PS3 Has TV, DVR Aspirations, Exec Says

Not content to win the hearts and minds of gamers, Sony is apparently aiming to take over living rooms around the world by adding digital TV tuner functionality to its currently underperforming PlayStation 3 (PS3) game console.

The revelation came in an interview with Warwick Light, sales and marketing manager for Sony Computer Entertainment New Zealand, published in The Press newspaper.

Tied to Freeview Launch

The company is “hoping” to release a digital tuner for the PS3, he told the paper, and turn the device into a “programmable TV recorder” about the same time British digital broadcaster Freeview launches its terrestrial service, which is expected in March 2008.

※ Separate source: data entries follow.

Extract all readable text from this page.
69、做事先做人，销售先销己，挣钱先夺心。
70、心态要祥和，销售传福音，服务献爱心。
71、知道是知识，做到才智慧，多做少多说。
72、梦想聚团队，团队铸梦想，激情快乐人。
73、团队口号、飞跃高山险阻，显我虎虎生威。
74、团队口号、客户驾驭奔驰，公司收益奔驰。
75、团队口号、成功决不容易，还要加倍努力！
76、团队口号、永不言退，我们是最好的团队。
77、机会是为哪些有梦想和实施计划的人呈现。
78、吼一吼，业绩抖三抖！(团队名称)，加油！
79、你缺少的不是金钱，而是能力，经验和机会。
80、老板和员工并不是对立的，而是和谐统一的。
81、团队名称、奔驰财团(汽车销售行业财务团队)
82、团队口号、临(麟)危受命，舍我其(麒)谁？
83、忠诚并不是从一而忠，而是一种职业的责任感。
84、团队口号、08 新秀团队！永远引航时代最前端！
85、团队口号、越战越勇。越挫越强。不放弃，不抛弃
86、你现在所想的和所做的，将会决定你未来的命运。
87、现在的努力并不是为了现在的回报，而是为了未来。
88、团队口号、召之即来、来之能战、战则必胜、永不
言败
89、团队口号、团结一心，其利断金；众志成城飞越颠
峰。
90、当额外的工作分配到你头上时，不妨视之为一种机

The disclosure appears to be yet another instance of a Sony executive with loose lips; Sony denies any current plans. Both Sony Computer Entertainment America (SCEA) and the European division have either denied plans for the addition of a digital video recorder (DVR) or refused to comment.

“We have no announcement regarding DVR functionality for PS3 in North America at this time,” Dave Karraker, SCEA spokesperson, told TechNewsWorld.

A Future-Proof Device

In the interview, Light said that Sony “future-proofed” the PS3, which he expects to be on the market for the next 7 to 10 years before the PS4 hits store shelves. Functionality that enables the machine to “update its processing capabilities through firmware updates” makes the PS3 ideal for home entertainment, he explained.

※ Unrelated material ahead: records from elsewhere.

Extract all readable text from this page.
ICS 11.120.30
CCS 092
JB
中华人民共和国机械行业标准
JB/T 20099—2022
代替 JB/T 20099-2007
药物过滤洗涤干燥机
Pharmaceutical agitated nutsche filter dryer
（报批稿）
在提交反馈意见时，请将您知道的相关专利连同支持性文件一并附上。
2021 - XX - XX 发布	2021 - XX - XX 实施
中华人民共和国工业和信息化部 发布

One example is the PS3’s Digital Living Networked Alliance (DLNA), a format for sharing between compatible networked devices. The technology enables users to connect their laptop wirelessly to the PS3 to stream movies, music and pictures to a television set.

When they think of the PS3, Light stated, most people think it is just for playing video games. That is just part of what the console does because it is a “future-proofed supercomputer,” he continued.

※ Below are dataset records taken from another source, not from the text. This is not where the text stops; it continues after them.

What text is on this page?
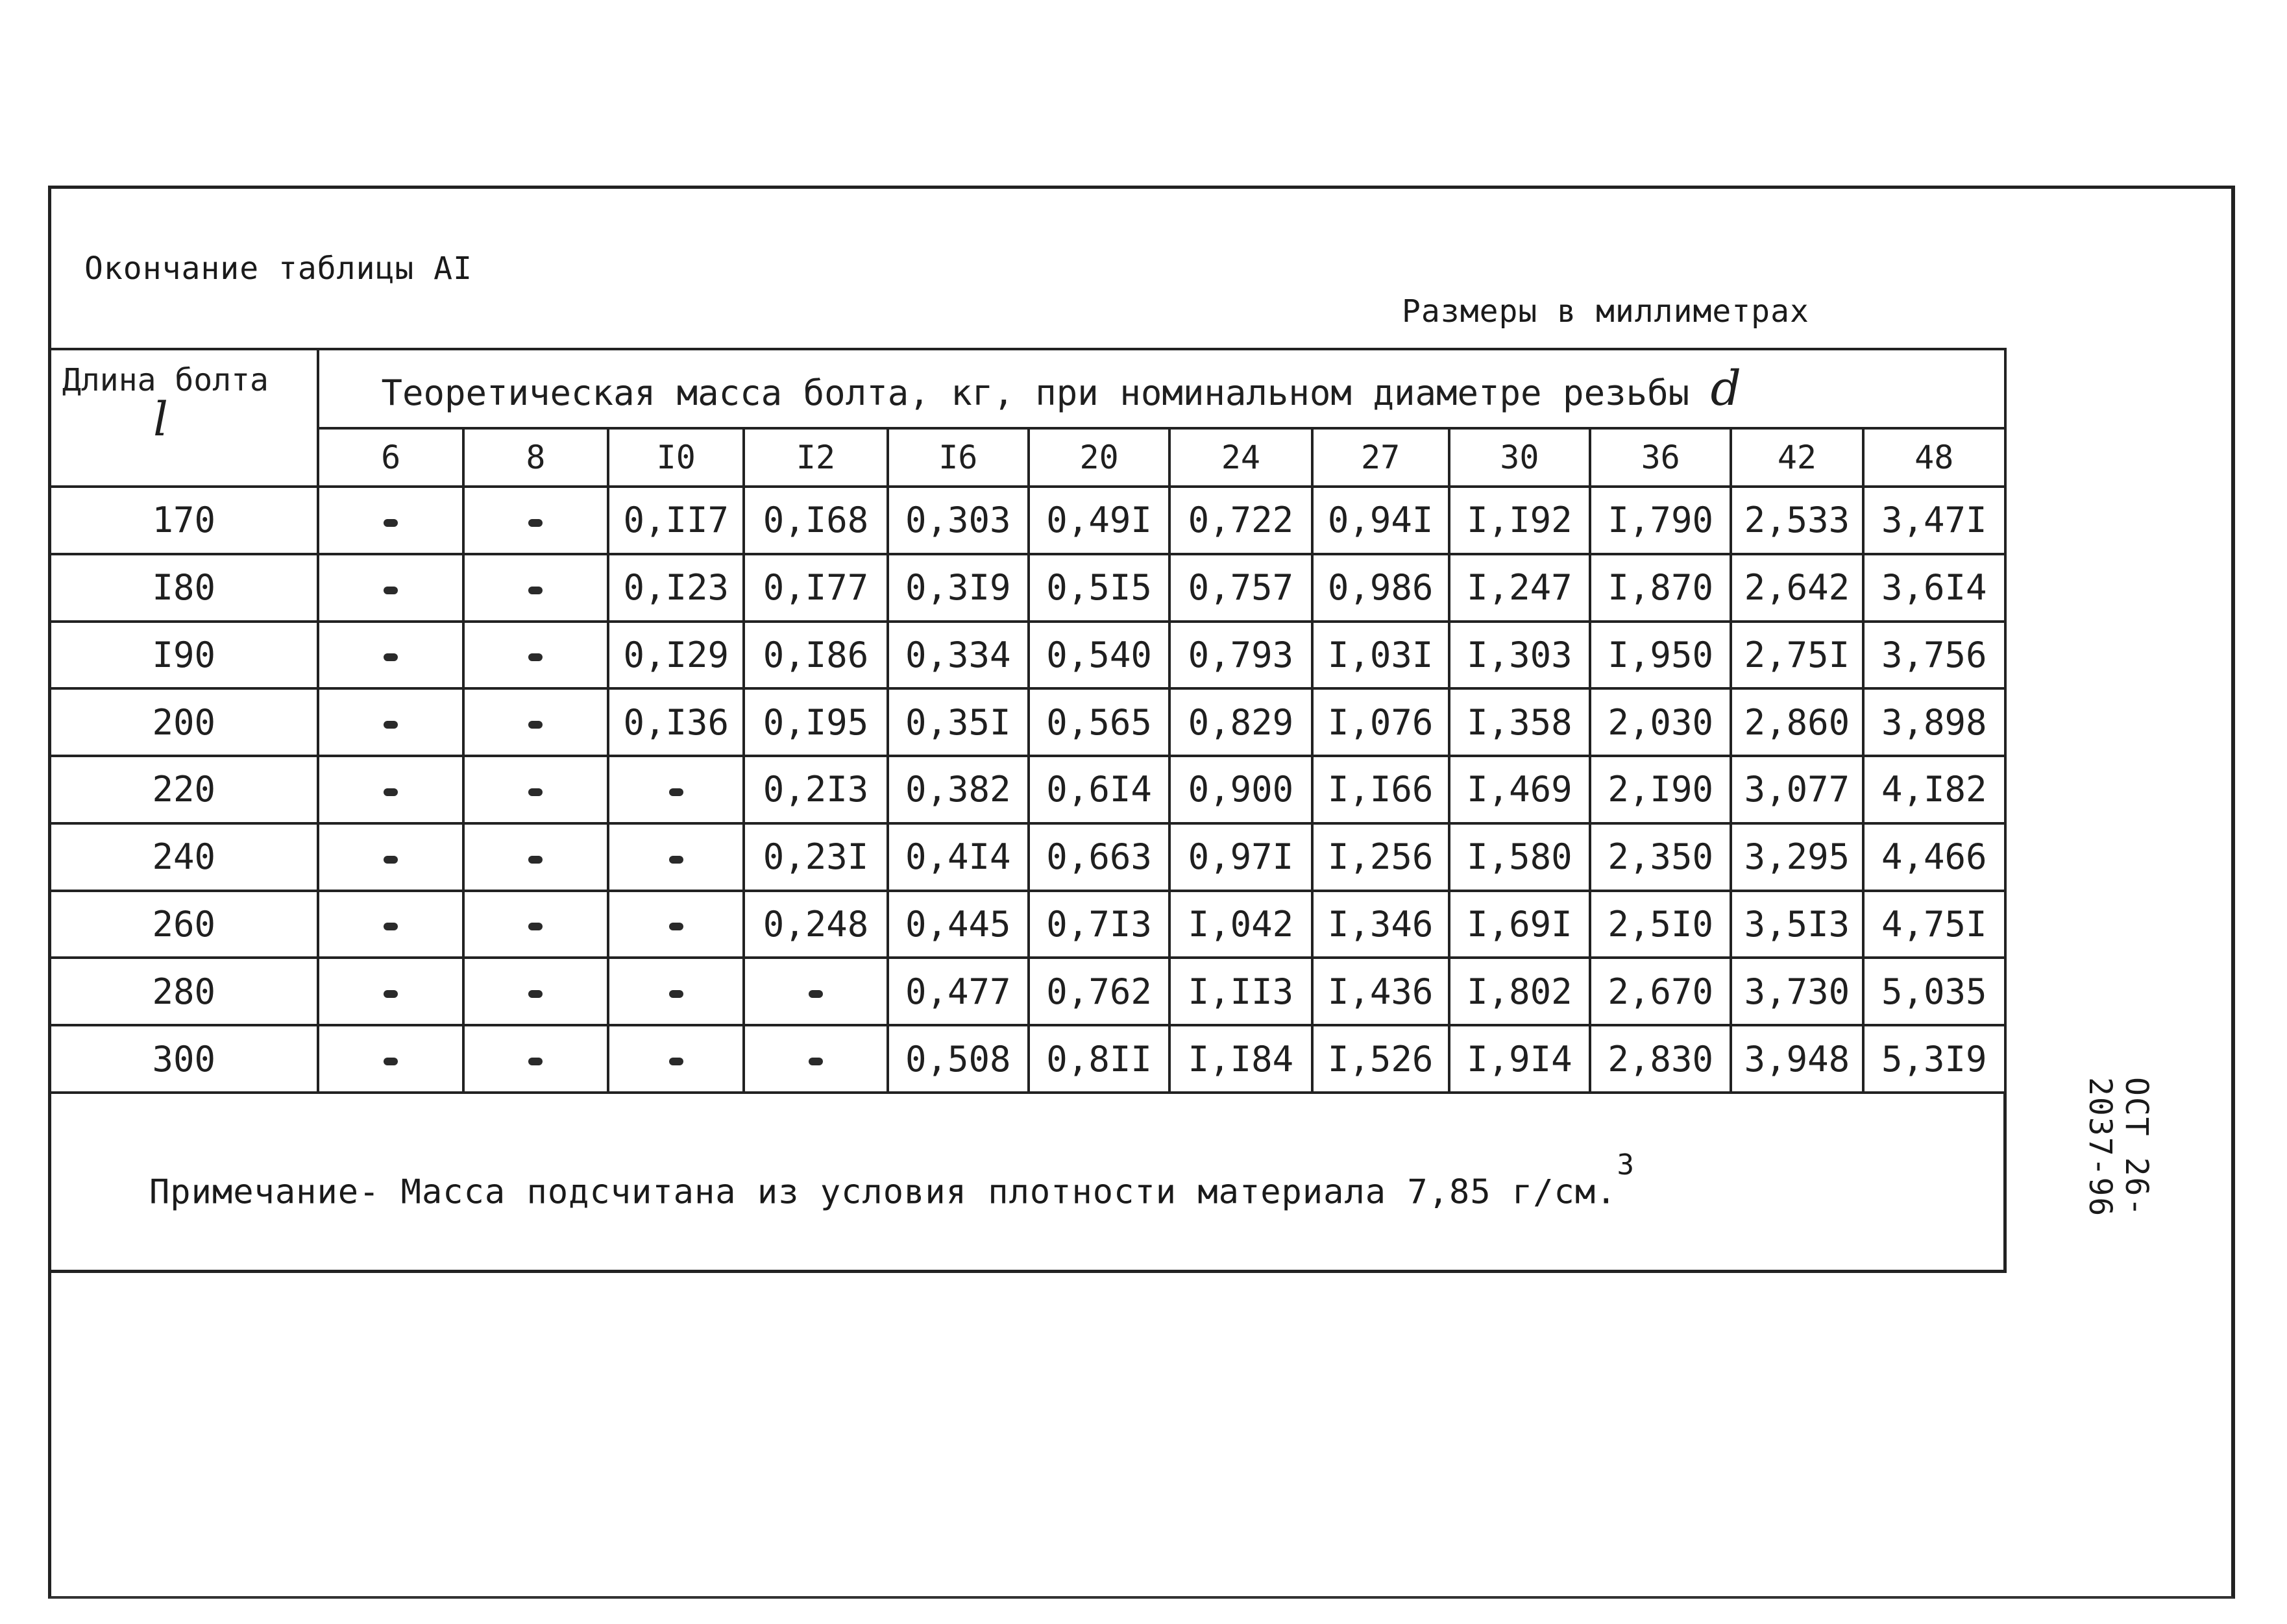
Окончание таблицы АI
Размеры в миллиметрах
Длина болта
l	Теоретическая масса болта, кг, при номинальном диаметре резьбы d											
	6	8	I0	I2	I6	20	24	27	30	36	42	48
170			0,II7	0,I68	0,303	0,49I	0,722	0,94I	I,I92	I,790	2,533	3,47I
I80			0,I23	0,I77	0,3I9	0,5I5	0,757	0,986	I,247	I,870	2,642	3,6I4
I90			0,I29	0,I86	0,334	0,540	0,793	I,03I	I,303	I,950	2,75I	3,756
200			0,I36	0,I95	0,35I	0,565	0,829	I,076	I,358	2,030	2,860	3,898
220				0,2I3	0,382	0,6I4	0,900	I,I66	I,469	2,I90	3,077	4,I82
240				0,23I	0,4I4	0,663	0,97I	I,256	I,580	2,350	3,295	4,466
260				0,248	0,445	0,7I3	I,042	I,346	I,69I	2,5I0	3,5I3	4,75I
280					0,477	0,762	I,II3	I,436	I,802	2,670	3,730	5,035
300					0,508	0,8II	I,I84	I,526	I,9I4	2,830	3,948	5,3I9
Примечание- Масса подсчитана из условия плотности материала 7,85 г/см.$^3$	ОСТ 26-2037-96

Sony can transform the console’s capabilities to suit the ever-changing entertainment needs of the market, Light said.

Anything Is Possible

The PS3 seems to already have all of the components required — CPU (central processing unit), read-write drive, connections to the TV — to support the added functionality, Michael Pachter, a Wedbush Morgan analyst, told TechNewsWorld, though he said he’s not sure exactly what hardware is required to make the PS3 a DVR.

The 80 GB hard drive will hold a lot, unless it is an HD-DVR, he added, and if Sony provided the new feature via a free software patch, it would make the PS3 more valuable. However, if it depends on the addition of new hardware, any incremental increase in value will likely be reflected by an incremental increase in the price.

With few details out there, making any pronouncements is difficult, but Pachter doubts it will boost the PS3 out of its slump.

“Bottom line, I don’t think it makes that much difference,” he said.